Pour les traders, la configuration est simple mais pleine de risques. Un IPC plus élevé que prévu pourrait pousser les rendements du Trésor et le dollar à la hausse, forçant les marchés à réduire ou à abandonner les paris de baisse en septembre, et frapper les actions qui ont été soutenues par la perspective d'une politique plus souple. Une impression plus légère consoliderait les attentes pour une baisse en septembre et pourrait même raviver les spéculations sur un mouvement plus important, bien que certains à Wall Street craignent qu'une inflation faible, combinée à une croissance faible, pourrait signaler un ralentissement plus préoccupant.
Pour l'instant, le marché parie sur une lecture de l'IPC plus fraîche. Prix à terme via l'outil FedWatch du CME $CME met les probabilités d'une baisse d'un quart de point le mois prochain à environ 90 %, mais les traders ont déjà été brûlés par des surprises inflationnistes collantes.
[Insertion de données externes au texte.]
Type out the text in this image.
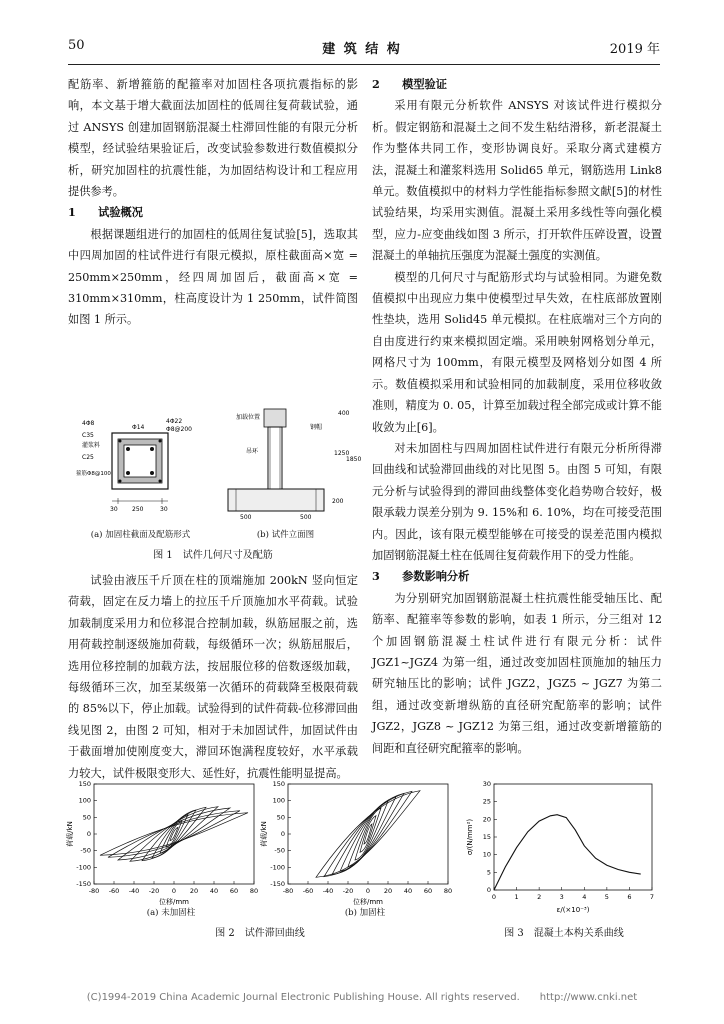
50	建 筑 结 构	2019 年

配筋率、新增箍筋的配箍率对加固柱各项抗震指标的影响，本文基于增大截面法加固柱的低周往复荷载试验，通过 ANSYS 创建加固钢筋混凝土柱滞回性能的有限元分析模型，经试验结果验证后，改变试验参数进行数值模拟分析，研究加固柱的抗震性能，为加固结构设计和工程应用提供参考。

1　　试验概况

根据课题组进行的加固柱的低周往复试验[5]，选取其中四周加固的柱试件进行有限元模拟，原柱截面高×宽 = 250mm×250mm，经四周加固后，截面高×宽 = 310mm×310mm，柱高度设计为 1 250mm，试件简图如图 1 所示。

4Φ8
C35
灌浆料
C25
箍筋Φ8@100
Φ14
4Φ22
Φ8@200
30 250	30
加载位置
吊环
钢帽
400
1250
1850
200
500	500
(a) 加固柱截面及配筋形式	(b) 试件立面图
图 1　试件几何尺寸及配筋

试验由液压千斤顶在柱的顶端施加 200kN 竖向恒定荷载，固定在反力墙上的拉压千斤顶施加水平荷载。试验加载制度采用力和位移混合控制加载，纵筋屈服之前，选用荷载控制逐级施加荷载，每级循环一次；纵筋屈服后，选用位移控制的加载方法，按屈服位移的倍数逐级加载，每级循环三次，加至某级第一次循环的荷载降至极限荷载的 85%以下，停止加载。试验得到的试件荷载-位移滞回曲线见图 2，由图 2 可知，相对于未加固试件，加固试件由于截面增加使刚度变大，滞回环饱满程度较好，水平承载力较大，试件极限变形大、延性好，抗震性能明显提高。

2　　模型验证

采用有限元分析软件 ANSYS 对该试件进行模拟分析。假定钢筋和混凝土之间不发生粘结滑移，新老混凝土作为整体共同工作，变形协调良好。采取分离式建模方法，混凝土和灌浆料选用 Solid65 单元，钢筋选用 Link8 单元。数值模拟中的材料力学性能指标参照文献[5]的材性试验结果，均采用实测值。混凝土采用多线性等向强化模型，应力-应变曲线如图 3 所示，打开软件压碎设置，设置混凝土的单轴抗压强度为混凝土强度的实测值。

模型的几何尺寸与配筋形式均与试验相同。为避免数值模拟中出现应力集中使模型过早失效，在柱底部放置刚性垫块，选用 Solid45 单元模拟。在柱底端对三个方向的自由度进行约束来模拟固定端。采用映射网格划分单元，网格尺寸为 100mm，有限元模型及网格划分如图 4 所示。数值模拟采用和试验相同的加载制度，采用位移收敛准则，精度为 0. 05，计算至加载过程全部完成或计算不能收敛为止[6]。

对未加固柱与四周加固柱试件进行有限元分析所得滞回曲线和试验滞回曲线的对比见图 5。由图 5 可知，有限元分析与试验得到的滞回曲线整体变化趋势吻合较好，极限承载力误差分别为 9. 15%和 6. 10%，均在可接受范围内。因此，该有限元模型能够在可接受的误差范围内模拟加固钢筋混凝土柱在低周往复荷载作用下的受力性能。

3　　参数影响分析

为分别研究加固钢筋混凝土柱抗震性能受轴压比、配筋率、配箍率等参数的影响，如表 1 所示，分三组对 12 个加固钢筋混凝土柱试件进行有限元分析：试件 JGZ1~JGZ4 为第一组，通过改变加固柱顶施加的轴压力研究轴压比的影响；试件 JGZ2，JGZ5 ~ JGZ7 为第二组，通过改变新增纵筋的直径研究配筋率的影响；试件 JGZ2，JGZ8 ~ JGZ12 为第三组，通过改变新增箍筋的间距和直径研究配箍率的影响。

-80 -60 -40 -20 0 20 40 60 80
150
100
50
0
-50
-100
-150
位移/mm
荷载/kN
-80 -60 -40 -20 0 20 40 60 80
150
100
50
0
-50
-100
-150
位移/mm
荷载/kN
(a) 未加固柱	(b) 加固柱
图 2　试件滞回曲线
0	1	2	3	4	5	6	7
0
5
10
15
20
25
30
ε/(×10⁻³)
σ/(N/mm²)
图 3　混凝土本构关系曲线
(C)1994-2019 China Academic Journal Electronic Publishing House. All rights reserved.　　http://www.cnki.net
Un échec à la hausse plus tôt cette année a fait grimper les rendements et effacé des semaines d'optimisme sur les baisses de taux en quelques heures. Avec les effets tarifaires encore en train de se répercuter à travers les chaînes d'approvisionnement et les coûts de logement qui s'avèrent tenaces, peu sont prêts à appeler cette impression un fait accompli.
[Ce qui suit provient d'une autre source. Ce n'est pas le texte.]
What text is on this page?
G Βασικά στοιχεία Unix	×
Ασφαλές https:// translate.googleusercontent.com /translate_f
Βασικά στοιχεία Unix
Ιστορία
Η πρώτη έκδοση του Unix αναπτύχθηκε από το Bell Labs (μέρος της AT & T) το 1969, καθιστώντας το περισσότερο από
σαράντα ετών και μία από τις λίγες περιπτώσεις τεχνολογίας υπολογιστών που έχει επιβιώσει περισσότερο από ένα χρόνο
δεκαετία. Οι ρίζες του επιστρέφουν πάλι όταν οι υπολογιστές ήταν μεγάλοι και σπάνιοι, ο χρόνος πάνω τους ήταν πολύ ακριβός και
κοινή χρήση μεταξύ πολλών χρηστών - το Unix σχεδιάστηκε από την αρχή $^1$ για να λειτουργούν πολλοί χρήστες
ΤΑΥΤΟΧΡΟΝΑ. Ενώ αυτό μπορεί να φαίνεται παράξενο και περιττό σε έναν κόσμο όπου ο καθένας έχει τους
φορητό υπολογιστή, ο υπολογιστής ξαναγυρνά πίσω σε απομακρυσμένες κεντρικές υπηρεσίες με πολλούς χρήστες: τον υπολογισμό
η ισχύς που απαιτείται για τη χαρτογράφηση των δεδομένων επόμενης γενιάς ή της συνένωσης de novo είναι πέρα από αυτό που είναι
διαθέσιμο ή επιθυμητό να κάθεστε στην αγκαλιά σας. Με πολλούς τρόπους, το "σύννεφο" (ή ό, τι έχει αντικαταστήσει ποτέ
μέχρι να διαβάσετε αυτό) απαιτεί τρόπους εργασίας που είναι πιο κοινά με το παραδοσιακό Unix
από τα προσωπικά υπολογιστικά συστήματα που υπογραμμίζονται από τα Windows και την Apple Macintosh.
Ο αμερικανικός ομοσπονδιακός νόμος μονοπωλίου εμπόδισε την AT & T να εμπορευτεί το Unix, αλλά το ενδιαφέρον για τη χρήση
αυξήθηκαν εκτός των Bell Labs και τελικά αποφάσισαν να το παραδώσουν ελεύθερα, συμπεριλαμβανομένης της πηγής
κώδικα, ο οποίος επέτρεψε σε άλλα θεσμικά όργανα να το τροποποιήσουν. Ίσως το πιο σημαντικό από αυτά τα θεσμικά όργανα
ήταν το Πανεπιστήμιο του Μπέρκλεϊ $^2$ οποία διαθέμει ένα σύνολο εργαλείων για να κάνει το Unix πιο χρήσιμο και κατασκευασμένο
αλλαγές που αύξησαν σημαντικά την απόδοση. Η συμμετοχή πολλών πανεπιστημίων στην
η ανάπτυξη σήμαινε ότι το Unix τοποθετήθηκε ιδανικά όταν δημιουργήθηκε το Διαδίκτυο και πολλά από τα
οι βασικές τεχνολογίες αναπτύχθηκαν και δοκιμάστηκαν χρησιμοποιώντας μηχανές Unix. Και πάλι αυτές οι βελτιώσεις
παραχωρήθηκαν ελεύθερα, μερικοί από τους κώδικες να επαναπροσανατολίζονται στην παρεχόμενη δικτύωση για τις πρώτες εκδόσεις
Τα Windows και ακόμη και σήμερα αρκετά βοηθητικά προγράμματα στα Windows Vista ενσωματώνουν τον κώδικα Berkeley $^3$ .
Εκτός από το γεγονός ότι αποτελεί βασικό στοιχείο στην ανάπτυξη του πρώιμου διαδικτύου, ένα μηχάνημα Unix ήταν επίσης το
Ce n'est qu'après la retombée des données que la Fed deviendra l'histoire. Les décideurs se réunissent les 16 et 17 septembre, et bien que le marché évalue toujours à environ 90 % la probabilité d'une baisse des taux en septembre, l'IPC de demain déterminera combien de conviction reste dans ce pari. Le président de la Fed, Jerome Powell, a souligné à plusieurs reprises l'engagement de la Fed envers une approche axée sur les données, attendre et voir. Il a récemment déclaré que le comité est toujours « bien placé pour attendre d'en savoir plus sur le cours probable de l'économie avant d'envisager tout ajustement à notre position politique », et a averti que « si nous baissons les taux trop tôt, peut-être que nous n'avons pas terminé le travail avec l'inflation. L'histoire est jalonnée d'exemples de cela.” Le rapport sur l'emploi de juillet a donné plus de munitions aux colombes, mais Powell et la majorité du FOMC ont jusqu'à présent résisté à agir prématurément, préférant voir si les augmentations de prix induites par les tarifs s'avèrent transitoires ou plus persistantes.
Pour l'instant, les investisseurs sont divisés entre deux possibilités : une impression d'inflation qui confirme que l'économie se dirige vers un atterrissage en douceur - ou une qui signale des pressions sur les prix tenaces au moment même où la croissance commence à faiblir. D'ici mardi midi, ils pourraient savoir quel chemin ils empruntent, et la Fed aussi.